Aloha paper + new chess recording
Monday, 5th of May
- I read the ALOHA paper, which states that part of its contribution is the development of a low-cost arm for 20,000€. This struck me as extremely expensive. My SO-100 costs 200€ for a leader and a follower arm, and I was expecting the next quality level to be more like 2000-3000€. But the cheapest Universal Robot arm costs 23,500€ and robots by Franka are not that different. How are they so expensive while Unitree's humanoid costs 16,000$? It seems like many robotics start-ups are building their own arms to keep costs low, such as Tau Robotics or AQL Robotics. The cheapest arm I found was the Agilex Piper for 2500€
- I decided that by the end of the month, I want to have written a robotics 101 guide summarising everything I learnt. I started the post, did research on some robotic arm producers and researched the founding year and total funding of some of the big robotics start-ups.
- The model I trained yesterday doesn't work either. I collected another dataset of 50 e2 -> e4 pawn moves as I moved office today, and I want to rule out that the cause of the error is the change in lighting. The new model still doesn't work. It goes through the motions, but doesn't open the claw or touch the chess pieces. After asking on the Phospho Discord someone suggested that (a) I might be moving too fast in the training recordings (check out a recording here) and (b) there might be an issue with the contrast of the gripper and the chess piece. This leads to believe that I may have overestimated the ability of Gr00t and robotic foundation models as a whole. Next I will train an ACT policy to see whether that works better.
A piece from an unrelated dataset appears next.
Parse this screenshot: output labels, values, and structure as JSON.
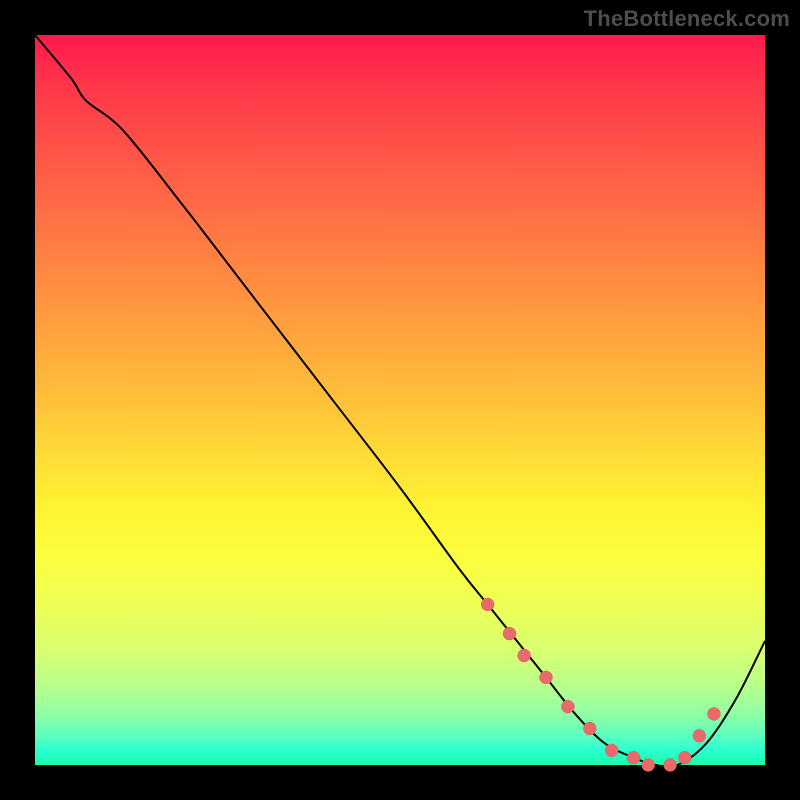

- Ordered a webcam as I hope a second video source will help the ML model learn, as well as grip tape and a mount for the camera on the table.
- Defined goals for this week:
- Learn how to train an Act, Gr00t, and Pi0 model with the SO-100 arm and do so with a toy example.
- My understanding is that the three methods above are the three big archetypes of robotic learning. I want to read the three papers, understand their differences between and summarise this in my robotics 101 blog post.
- Gather ideas for what I want to build this weekend at the robotics hackathon in Zurich.
Questions I developed today
- Will I have to build my own robot to iterate at a low cost, and have a robot that is a bit stronger than the SO-100? Robots from companies like Universal Robots and Franka are really expensive!
- The Aloha paper uses four cameras, two of which are on the grippers and another two which are filming from the top and the side of the table. How important is the number of cameras for good training results?
First training with the SO-100
Sunday, 4th of May
- I trained a simple Gr00t model to move a pawn from E2 to E4 using 50 samples, but it's not really working yet as you can see here: https://x.com/DominiqueCAPaul/status/1919029034895167952
- I found out that I wasn't training for long enough and that that might be the issue. I started with 10 epochs, then extended to 25, but without success. Starting a training run with 50 epochs overnight now.